Certes l’endroit manque d’eau, mais il croule sous les déchets ! Les littoraux orientés Nord de ces îles sont victimes du courant Canaries, ou plutôt dés déchets des activités humaines déposés par ce courant. Cette pollution massive, venant des quatre coins du globe, a notamment un impact sur la reproduction des tortues caouannes, espèce protégée, qui viennent pondre sur ces littoraux. Nous rencontrons une association locale, Biosfera, qui nous en apprend plus sur cette problématique et sur les difficultés qu’elle rencontre dans son combat.
On risque de tomber en allant de l’autre côté ?
Entre 2 activités à terre, on continue nos petites améliorations techniques. On fait aussi une grosse révision, mieux vaut être sûr du matos pour la prochaine nav. Quelques petits réglages et ajustements mais toujours rien de grave, Wije Blick est en forme. Vient ensuite l’avitaillement. Là c’est la folie de grandeur, 800L d’eau (pour seulement 50 bières), 15kg de farine, 25kg de patates, 200 bananes, 300 œufs, etc… 30 jours de vivres. Après plusieurs allers-retours en annexe, tout est dans le bateau, il y en a de partout, ça nous prend 1 journée pour tout caser à l’intérieur.
On est le 16 mars, ça sent le départ, on lève l’ancre en fin d’après-midi. On se fait bien remuer dans l’effet venturi entre Mindelo et Santo Antao (accélération locale du vent due aux reliefs), on se croirait en Méditerranée : houle bien courte et rafales à 70km/h. En début de soirée, on sort de la machine à laver et le lendemain on grimpe sur le tapis roulant des Alizées. C’est pas compliqué, c’est tout droit, plein Ouest. Après une semaine de nav, le compteur affiche 1700km parcouru, on est en plein milieu du milieu. Nous avons un beau sentiment de solitude, autour, il n’y a rien, que de l’eau et des poissons volants qui s’échouent régulièrement sur le pont.
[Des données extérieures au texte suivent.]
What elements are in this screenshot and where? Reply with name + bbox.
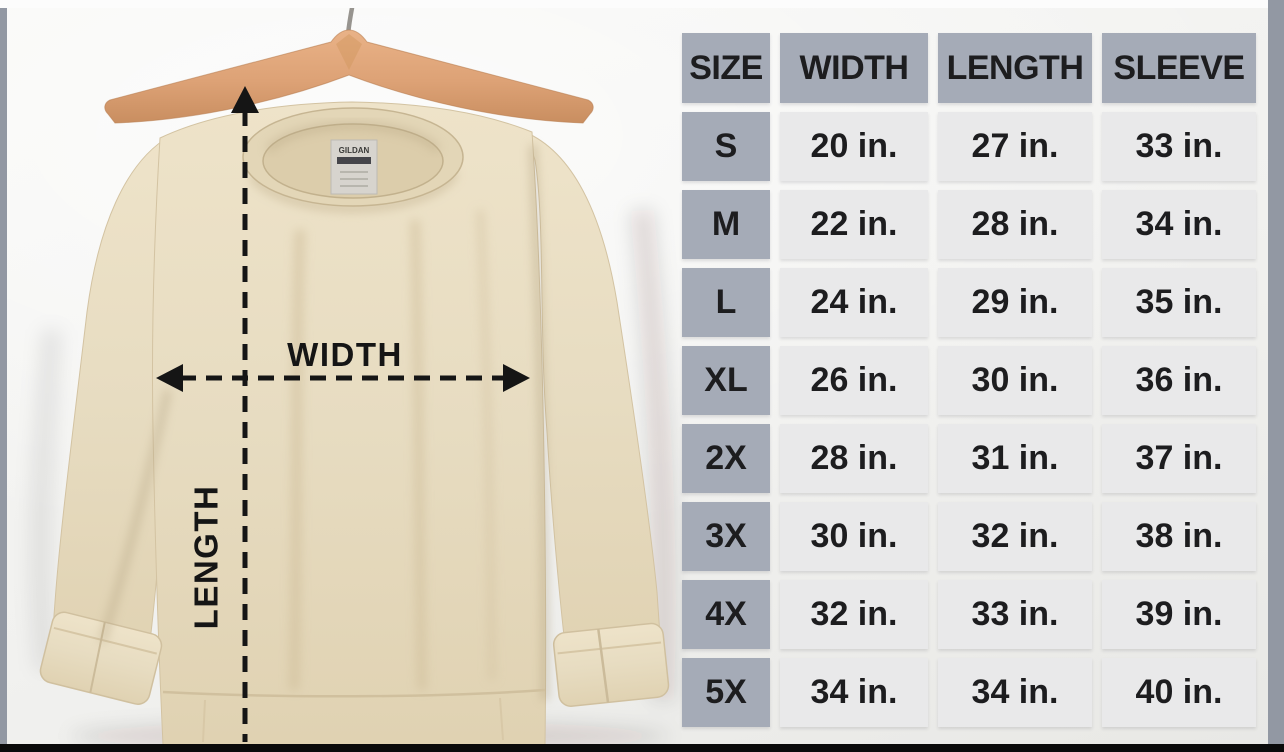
sweatshirt: GILDAN: [39, 101, 670, 746]
size-chart: SIZE WIDTH LENGTH SLEEVE S 20 in. 27 in. 33…: [682, 33, 1256, 727]
frame-strip-top: [0, 0, 1268, 8]
size-label-cell: 2X: [682, 424, 770, 493]
wooden-hanger: [104, 29, 594, 124]
size-label-cell: M: [682, 190, 770, 259]
size-chart-grid: SIZE WIDTH LENGTH SLEEVE S 20 in. 27 in. 33…: [682, 33, 1256, 727]
measurement-cell: 31 in.: [938, 424, 1092, 493]
measurement-cell: 34 in.: [938, 658, 1092, 727]
frame-strip-bottom: [0, 744, 1284, 752]
size-label-cell: XL: [682, 346, 770, 415]
measurement-cell: 27 in.: [938, 112, 1092, 181]
measurement-cell: 32 in.: [780, 580, 928, 649]
sweatshirt-photo: GILDAN: [30, 5, 676, 751]
measurement-cell: 20 in.: [780, 112, 928, 181]
brand-label: GILDAN: [339, 146, 370, 155]
measurement-cell: 33 in.: [938, 580, 1092, 649]
measurement-cell: 22 in.: [780, 190, 928, 259]
measurement-cell: 30 in.: [938, 346, 1092, 415]
measurement-cell: 26 in.: [780, 346, 928, 415]
measurement-cell: 40 in.: [1102, 658, 1256, 727]
width-arrow: [156, 364, 530, 392]
measurement-cell: 33 in.: [1102, 112, 1256, 181]
size-label-cell: S: [682, 112, 770, 181]
length-measure-label: LENGTH: [187, 484, 225, 630]
frame-strip-right: [1268, 0, 1284, 744]
measurement-cell: 35 in.: [1102, 268, 1256, 337]
col-header-length: LENGTH: [938, 33, 1092, 103]
measurement-cell: 39 in.: [1102, 580, 1256, 649]
width-measure-label: WIDTH: [287, 336, 403, 373]
size-label-cell: L: [682, 268, 770, 337]
measurement-cell: 37 in.: [1102, 424, 1256, 493]
measurement-cell: 34 in.: [780, 658, 928, 727]
measurement-cell: 36 in.: [1102, 346, 1256, 415]
col-header-size: SIZE: [682, 33, 770, 103]
measurement-cell: 24 in.: [780, 268, 928, 337]
measurement-cell: 28 in.: [938, 190, 1092, 259]
neck-tag: GILDAN: [330, 139, 378, 195]
size-label-cell: 3X: [682, 502, 770, 571]
measurement-cell: 34 in.: [1102, 190, 1256, 259]
measurement-cell: 30 in.: [780, 502, 928, 571]
length-arrow: [231, 86, 259, 742]
measurement-cell: 32 in.: [938, 502, 1092, 571]
col-header-sleeve: SLEEVE: [1102, 33, 1256, 103]
col-header-width: WIDTH: [780, 33, 928, 103]
size-label-cell: 5X: [682, 658, 770, 727]
measurement-cell: 29 in.: [938, 268, 1092, 337]
measurement-cell: 28 in.: [780, 424, 928, 493]
measurement-cell: 38 in.: [1102, 502, 1256, 571]
size-label-cell: 4X: [682, 580, 770, 649]
hanger-grain: [336, 34, 362, 70]
frame-strip-left: [0, 8, 7, 744]
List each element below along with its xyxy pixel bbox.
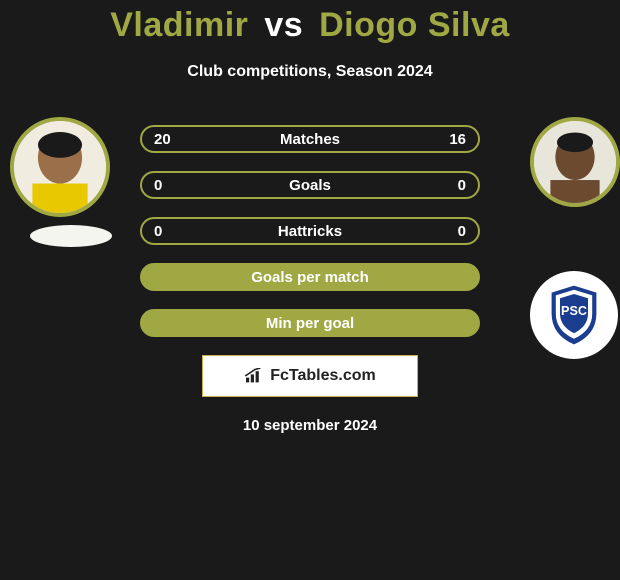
player1-name: Vladimir	[110, 6, 248, 44]
stat-label: Hattricks	[278, 223, 342, 240]
stats-rows: 20 Matches 16 0 Goals 0 0 Hattricks 0 Go…	[140, 125, 480, 337]
player2-avatar	[530, 117, 620, 207]
stat-row-min-per-goal: Min per goal	[140, 309, 480, 337]
stat-label: Min per goal	[266, 315, 354, 332]
brand-box[interactable]: FcTables.com	[202, 355, 418, 397]
stat-right-value: 0	[458, 223, 466, 240]
stat-left-value: 0	[154, 223, 162, 240]
stat-left-value: 0	[154, 177, 162, 194]
stat-row-goals: 0 Goals 0	[140, 171, 480, 199]
player2-club-badge: PSC	[530, 271, 618, 359]
stat-right-value: 0	[458, 177, 466, 194]
player1-club-placeholder	[30, 225, 112, 247]
subtitle: Club competitions, Season 2024	[0, 63, 620, 81]
brand-text: FcTables.com	[270, 367, 376, 385]
stat-row-hattricks: 0 Hattricks 0	[140, 217, 480, 245]
vs-text: vs	[264, 6, 303, 44]
stat-label: Matches	[280, 131, 340, 148]
stat-right-value: 16	[449, 131, 466, 148]
player2-name: Diogo Silva	[319, 6, 510, 44]
date-text: 10 september 2024	[0, 417, 620, 434]
svg-text:PSC: PSC	[561, 304, 587, 318]
stat-left-value: 20	[154, 131, 171, 148]
comparison-content: PSC 20 Matches 16 0 Goals 0 0 Hattricks …	[0, 125, 620, 434]
player1-avatar	[10, 117, 110, 217]
comparison-title: Vladimir vs Diogo Silva	[0, 0, 620, 45]
stat-label: Goals per match	[251, 269, 369, 286]
chart-icon	[244, 368, 264, 384]
stat-row-goals-per-match: Goals per match	[140, 263, 480, 291]
stat-label: Goals	[289, 177, 331, 194]
stat-row-matches: 20 Matches 16	[140, 125, 480, 153]
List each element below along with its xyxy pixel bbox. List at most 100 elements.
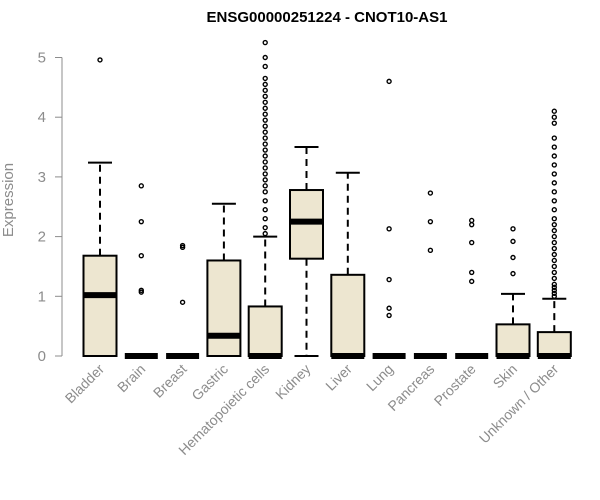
box-body — [247, 305, 283, 358]
outlier-point — [262, 153, 268, 159]
box-unknown-other — [536, 108, 572, 359]
outlier-point — [179, 299, 186, 305]
y-tick-label: 0 — [38, 348, 46, 365]
outlier-point — [551, 221, 557, 228]
outlier-point — [551, 290, 557, 297]
box-pancreas — [413, 190, 447, 359]
outlier-point — [262, 147, 268, 153]
outlier-point — [262, 39, 268, 46]
y-tick-label: 2 — [38, 229, 46, 246]
outlier-point — [262, 177, 268, 183]
box-body — [206, 259, 242, 358]
box-kidney — [289, 146, 324, 357]
outlier-point — [551, 120, 557, 126]
outlier-point — [386, 226, 392, 232]
x-tick-label: Bladder — [62, 361, 108, 407]
outlier-point — [510, 254, 516, 261]
x-tick-label: Skin — [490, 361, 521, 392]
y-tick-label: 1 — [38, 288, 46, 305]
box-skin — [495, 226, 531, 359]
outlier-point — [427, 190, 434, 196]
outlier-point — [138, 183, 145, 189]
outlier-point — [262, 171, 268, 177]
outlier-point — [262, 189, 268, 195]
outlier-point — [262, 165, 268, 171]
outlier-point — [262, 54, 268, 61]
outlier-point — [262, 117, 268, 123]
outlier-point — [510, 226, 516, 232]
outlier-point — [262, 224, 268, 231]
outlier-point — [386, 276, 392, 283]
outlier-point — [551, 233, 557, 240]
outlier-point — [262, 93, 268, 100]
box-lung — [372, 78, 406, 359]
outlier-point — [469, 239, 475, 246]
y-axis: 0 1 2 3 4 5 — [38, 50, 63, 365]
outlier-point — [551, 263, 557, 270]
outlier-point — [262, 207, 268, 213]
outlier-point — [469, 217, 475, 224]
outlier-point — [262, 230, 268, 237]
outlier-point — [551, 227, 557, 234]
outlier-point — [551, 275, 557, 282]
outlier-point — [551, 293, 557, 299]
outlier-point — [179, 244, 186, 251]
outlier-point — [427, 218, 434, 225]
outlier-point — [386, 312, 392, 319]
outlier-point — [262, 87, 268, 94]
outlier-point — [551, 162, 557, 168]
outlier-point — [551, 257, 557, 264]
outlier-point — [427, 247, 434, 254]
outlier-point — [262, 99, 268, 105]
outlier-point — [551, 245, 557, 252]
outlier-point — [138, 218, 145, 225]
y-tick-label: 5 — [38, 50, 46, 67]
outlier-point — [469, 269, 475, 276]
outlier-point — [262, 183, 268, 189]
x-tick-label: Breast — [150, 361, 190, 401]
outlier-point — [551, 215, 557, 222]
outlier-point — [510, 270, 516, 277]
outlier-point — [262, 135, 268, 141]
outlier-point — [262, 215, 268, 222]
box-body — [82, 254, 118, 357]
outlier-point — [551, 108, 557, 114]
box-prostate — [455, 217, 489, 359]
y-tick-label: 3 — [38, 169, 46, 186]
outlier-point — [262, 111, 268, 117]
outlier-point — [551, 287, 557, 294]
outlier-point — [262, 75, 268, 82]
box-brain — [124, 183, 158, 359]
outlier-point — [262, 123, 268, 129]
outlier-point — [551, 284, 557, 291]
outlier-point — [262, 63, 268, 70]
outlier-point — [386, 78, 392, 85]
box-body — [536, 331, 572, 357]
outlier-point — [138, 253, 145, 259]
outlier-point — [551, 239, 557, 246]
y-tick-label: 4 — [38, 109, 46, 126]
outlier-point — [386, 305, 392, 311]
outlier-point — [510, 238, 516, 245]
outlier-point — [262, 159, 268, 165]
outlier-point — [262, 129, 268, 135]
box-liver — [330, 171, 366, 359]
outlier-point — [262, 81, 268, 88]
outlier-point — [551, 251, 557, 258]
outlier-point — [551, 135, 557, 141]
x-tick-label: Brain — [114, 361, 148, 395]
x-tick-label: Prostate — [431, 361, 479, 409]
box-breast — [166, 242, 200, 359]
chart-title: ENSG00000251224 - CNOT10-AS1 — [207, 9, 448, 26]
boxes-group — [82, 39, 572, 359]
outlier-point — [262, 198, 268, 204]
outlier-point — [469, 221, 475, 228]
x-tick-label: Liver — [322, 361, 355, 394]
outlier-point — [262, 141, 268, 147]
outlier-point — [138, 289, 145, 295]
box-body — [330, 273, 366, 358]
outlier-point — [97, 57, 103, 63]
outlier-point — [262, 105, 268, 111]
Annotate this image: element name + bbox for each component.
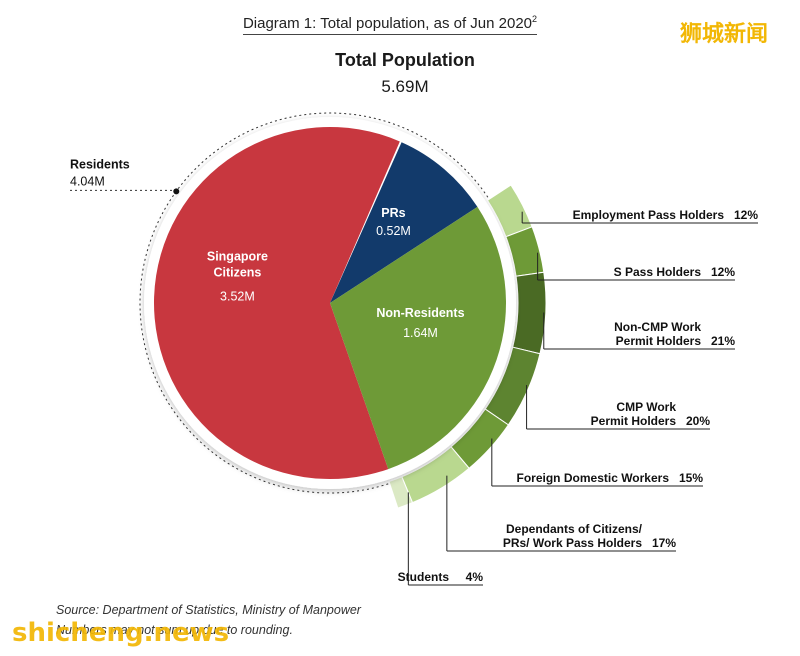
pie-slice-non-residents	[330, 206, 506, 470]
rounding-note: Numbers may not sum up due to rounding.	[56, 623, 293, 637]
prs-value: 0.52M	[376, 224, 411, 238]
breakdown-percent: 20%	[686, 414, 710, 428]
breakdown-ring-segment	[512, 271, 547, 355]
pie-slice-singapore-citizens	[153, 127, 400, 480]
breakdown-label: Dependants of Citizens/	[506, 522, 643, 536]
total-population-label: Total Population	[335, 50, 475, 70]
breakdown-label: Permit Holders	[616, 334, 702, 348]
prs-label: PRs	[381, 206, 405, 220]
source-note: Source: Department of Statistics, Minist…	[56, 600, 361, 640]
breakdown-label: S Pass Holders	[614, 265, 702, 279]
breakdown-label: Non-CMP Work	[614, 320, 701, 334]
non-residents-value: 1.64M	[403, 326, 438, 340]
breakdown-label: PRs/ Work Pass Holders	[503, 536, 642, 550]
citizens-label: Singapore	[207, 250, 268, 264]
brand-logo: 狮城新闻	[680, 22, 769, 47]
breakdown-percent: 12%	[711, 265, 735, 279]
non-residents-label: Non-Residents	[376, 306, 464, 320]
residents-marker-dot	[173, 188, 180, 195]
residents-label: Residents	[70, 157, 130, 171]
breakdown-percent: 17%	[652, 536, 676, 550]
diagram-title-text: Diagram 1: Total population, as of Jun 2…	[242, 15, 533, 32]
breakdown-label: Students	[398, 570, 450, 584]
citizens-value: 3.52M	[220, 290, 255, 304]
breakdown-ring-segment	[388, 476, 414, 509]
diagram-title: Diagram 1: Total population, as of Jun 2…	[0, 14, 780, 35]
citizens-label: Citizens	[213, 266, 261, 280]
breakdown-label: Permit Holders	[591, 414, 677, 428]
breakdown-label: CMP Work	[616, 400, 676, 414]
breakdown-percent: 15%	[679, 471, 703, 485]
breakdown-label: Foreign Domestic Workers	[517, 471, 670, 485]
breakdown-percent: 21%	[711, 334, 735, 348]
pie-slice-prs	[330, 142, 478, 303]
breakdown-percent: 4%	[466, 570, 484, 584]
breakdown-label: Employment Pass Holders	[573, 208, 725, 222]
watermark-logo: shicheng.news	[12, 618, 230, 648]
breakdown-percent: 12%	[734, 208, 758, 222]
residents-dashed-arc	[139, 112, 490, 494]
diagram-title-footnote: 2	[532, 14, 538, 24]
total-population-value: 5.69M	[381, 77, 429, 96]
residents-value: 4.04M	[70, 174, 105, 188]
source-text: Source: Department of Statistics, Minist…	[56, 603, 361, 617]
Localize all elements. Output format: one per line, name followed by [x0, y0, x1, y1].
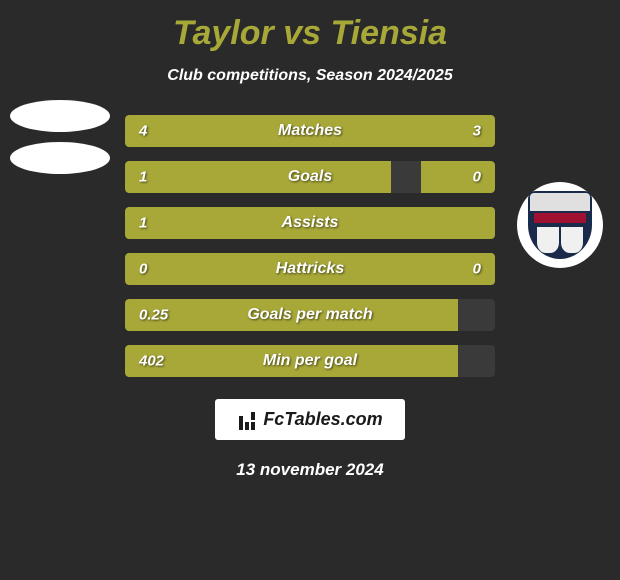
club-crest-icon	[517, 182, 603, 268]
stat-label: Goals per match	[125, 306, 495, 324]
stat-row: 1 Goals 0	[125, 161, 495, 193]
footer-badge: FcTables.com	[215, 399, 404, 440]
stat-row: 0.25 Goals per match	[125, 299, 495, 331]
footer-date: 13 november 2024	[236, 460, 383, 480]
stat-value-right: 0	[473, 261, 481, 278]
ellipse-icon	[10, 142, 110, 174]
stat-row: 4 Matches 3	[125, 115, 495, 147]
stats-container: 4 Matches 3 1 Goals 0 1 Assists 0 Hattri…	[125, 115, 495, 377]
stat-row: 0 Hattricks 0	[125, 253, 495, 285]
bar-chart-icon	[237, 410, 257, 430]
player-right-logo	[510, 175, 610, 275]
stat-value-right: 0	[473, 169, 481, 186]
stat-label: Goals	[125, 168, 495, 186]
comparison-infographic: Taylor vs Tiensia Club competitions, Sea…	[0, 0, 620, 580]
stat-label: Assists	[125, 214, 495, 232]
stat-value-right: 3	[473, 123, 481, 140]
stat-label: Matches	[125, 122, 495, 140]
page-title: Taylor vs Tiensia	[173, 14, 447, 53]
stat-label: Hattricks	[125, 260, 495, 278]
footer-badge-text: FcTables.com	[263, 409, 382, 430]
player-left-logo	[10, 100, 110, 200]
stat-label: Min per goal	[125, 352, 495, 370]
stat-row: 1 Assists	[125, 207, 495, 239]
ellipse-icon	[10, 100, 110, 132]
subtitle: Club competitions, Season 2024/2025	[167, 67, 452, 85]
stat-row: 402 Min per goal	[125, 345, 495, 377]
Il y a aussi des sargasses, beaucoup de sargasses, ces algues qui colonisent l’océan et empêchent de pêcher en se mettant dans les leurres, on a juste réussi à prendre une petite dorade coryphène… Devenus impossible également, les prélèvements de microplastiques. Le filet Manta finit indéniablement remplit de ces sargasses…
La météo est stable, 30-35 km/h de Nord-Est, même si a priori en temps normal c’est un peu plus fort, on aurait peut-être réussi à aller un peu plus vite mais on ne se plaint pas, on en profite pour jouer avec le spi la journée. Après 2 semaines, le compteur affiche 3350km, l’eau est à 27°C et les sargasses sont toujours là…
Le 2 avril au lever du Soleil, il y a comme une odeur de rhum et on n’est toujours pas tombé au bout de la Terre plate. Est-ce que ce serai pas les Antilles qui pointent le bout de leur nez ?
Voilà, on vient de traverser l’Atlantique, le compteur affiche maintenant 4075 km après 17 jours sans toucher terre quand on jette l’ancre devant Bridgetown à la Barbade, l’île la plus à l’est des Antilles. Même si les conditions météo étaient relativement tranquilles Wije Blick a bien mérité une petite sieste au soleil après s’être amusé à faire des surfs à plus de 10 nœuds dans la grosse houle des derniers jours.
On avait dit qu’il n’allait pas falloir chômer, c’est chose faite, en 3 mois on vient de faire 10 000 km en passant 46 jours en mer.